The lecture will run from 3:00 - 5:00pm with a reception to follow from 5:00 - 6:00pm with light food and refreshments.
About the Talk:
This last presentation is about the double evasion described above: 1) the evasion of the maroon from surveillance and 2) the evasion in liberal imaginary of the responsibility to truth by which to develop methods and modes of inquiry toward the incorporation of related human experiments of freedom under more capacious epistemes and ontologies. This last section concerns the tendency to imagine total rupture between political and constitutional experiments in the so-called “New World” and prior related developments in Africa. But ruptures and epistemic distancing within the African-descended diasporas have been exaggerated. Rather, I propose two theses. The first is that diasporic modes of attachments and detachments, which are affective modes of being, are born more of desire than they are inherently grounded in distance. The other thesis acknowledges that separation and distance generated their own topologies of imagination and creativity within the Africana diasporas. Yet, it asserts that the subsistence of sentiments and modes of cognition – metaphors, symbols, and ideas – provide the basis for a common moral, psychic, and cognitive ‘intelligence within the diaspora through which I will argue unified and unifying diasporic traditions of thought related to public freedoms.
About Professor Grovogui:
Siba N'Zatioula Grovogui is originally from Guinea, where he attended Law School before serving as law clerk, judge, and legal counsel for the National Commission on Trade, Agreements, and Protocols. He received a Ph.D. from the University of Wisconsin at Madison in 1988. Prior to joining Cornell University's Africana Studies, Grovogui was professor of international relations theory and law at Johns Hopkins University. He is the author of Sovereigns, Quasi-Sovereigns, and Africans: Race and Self-determination in International Law (University of Minnesota Press, 1996) and Beyond Eurocentrism and Anarchy: Memories of International Institutions and Order (Palgrave, April 2006). Grovogui has recently completed and submitted a book manuscript titled The Gaze of Copernicus: Postcolonialism, Serendipity, and International Relations (University of Manchester Press). He is working to complete the companion book, tentatively titled ‘Quilombo’s Horizon: Moral Orders and the Law of the Commons.’
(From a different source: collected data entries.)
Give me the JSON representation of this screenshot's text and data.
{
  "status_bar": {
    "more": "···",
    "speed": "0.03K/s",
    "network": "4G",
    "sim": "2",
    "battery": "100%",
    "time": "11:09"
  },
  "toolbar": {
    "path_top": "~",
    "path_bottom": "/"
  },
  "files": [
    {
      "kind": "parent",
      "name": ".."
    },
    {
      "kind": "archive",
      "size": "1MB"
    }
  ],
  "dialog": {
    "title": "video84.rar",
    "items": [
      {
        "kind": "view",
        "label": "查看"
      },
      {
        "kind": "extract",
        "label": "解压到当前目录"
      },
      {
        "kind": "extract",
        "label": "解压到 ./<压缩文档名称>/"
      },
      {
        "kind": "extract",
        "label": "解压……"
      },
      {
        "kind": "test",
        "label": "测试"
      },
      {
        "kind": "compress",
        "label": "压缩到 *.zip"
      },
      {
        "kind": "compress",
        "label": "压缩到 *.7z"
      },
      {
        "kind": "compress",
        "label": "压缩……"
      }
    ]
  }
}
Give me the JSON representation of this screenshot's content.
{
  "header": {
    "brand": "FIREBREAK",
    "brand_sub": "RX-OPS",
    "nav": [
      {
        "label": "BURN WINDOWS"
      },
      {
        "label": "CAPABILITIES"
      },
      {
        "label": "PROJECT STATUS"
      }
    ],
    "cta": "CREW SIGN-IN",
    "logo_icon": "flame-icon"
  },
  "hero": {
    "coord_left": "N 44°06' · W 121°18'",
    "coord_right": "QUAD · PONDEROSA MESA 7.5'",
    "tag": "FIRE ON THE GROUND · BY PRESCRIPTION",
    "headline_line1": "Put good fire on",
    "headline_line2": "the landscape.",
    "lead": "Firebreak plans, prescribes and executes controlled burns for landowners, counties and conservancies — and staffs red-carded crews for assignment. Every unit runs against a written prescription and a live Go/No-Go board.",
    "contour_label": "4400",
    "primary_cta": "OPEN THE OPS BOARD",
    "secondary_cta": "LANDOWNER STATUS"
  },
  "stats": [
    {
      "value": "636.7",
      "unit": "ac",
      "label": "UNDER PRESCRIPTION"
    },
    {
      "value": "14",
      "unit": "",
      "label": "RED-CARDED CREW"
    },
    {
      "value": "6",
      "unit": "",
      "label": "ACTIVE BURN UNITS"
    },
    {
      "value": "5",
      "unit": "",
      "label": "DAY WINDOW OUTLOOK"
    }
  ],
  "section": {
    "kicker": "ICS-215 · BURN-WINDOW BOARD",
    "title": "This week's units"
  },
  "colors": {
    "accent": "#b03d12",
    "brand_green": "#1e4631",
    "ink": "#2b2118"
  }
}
Siba N'Zatioula Grovogui has received a number of awards including but not limited to 2019 Distinguished Scholar from the THEORY Section of the International Studies Association and the 2018 Distinguished Scholar from the Global South Caucus of the International Studies Association. He has given distinguished and named lectures including the 2019 Imber Lecture of the University of St. Andrew (Scotland, UK), the Nelson Mandela Lecture (Rhodes University, 2021) and the 2023 Africa Day Lecture of the Thabo Mbeki Foundation. He has been awarded several research grants, including by the United States National Science Foundation for research on the rule of law.
He enjoys teaching and the company of the curious and inquiring.
He was recently elected President of the International Studies Association for 2025-26.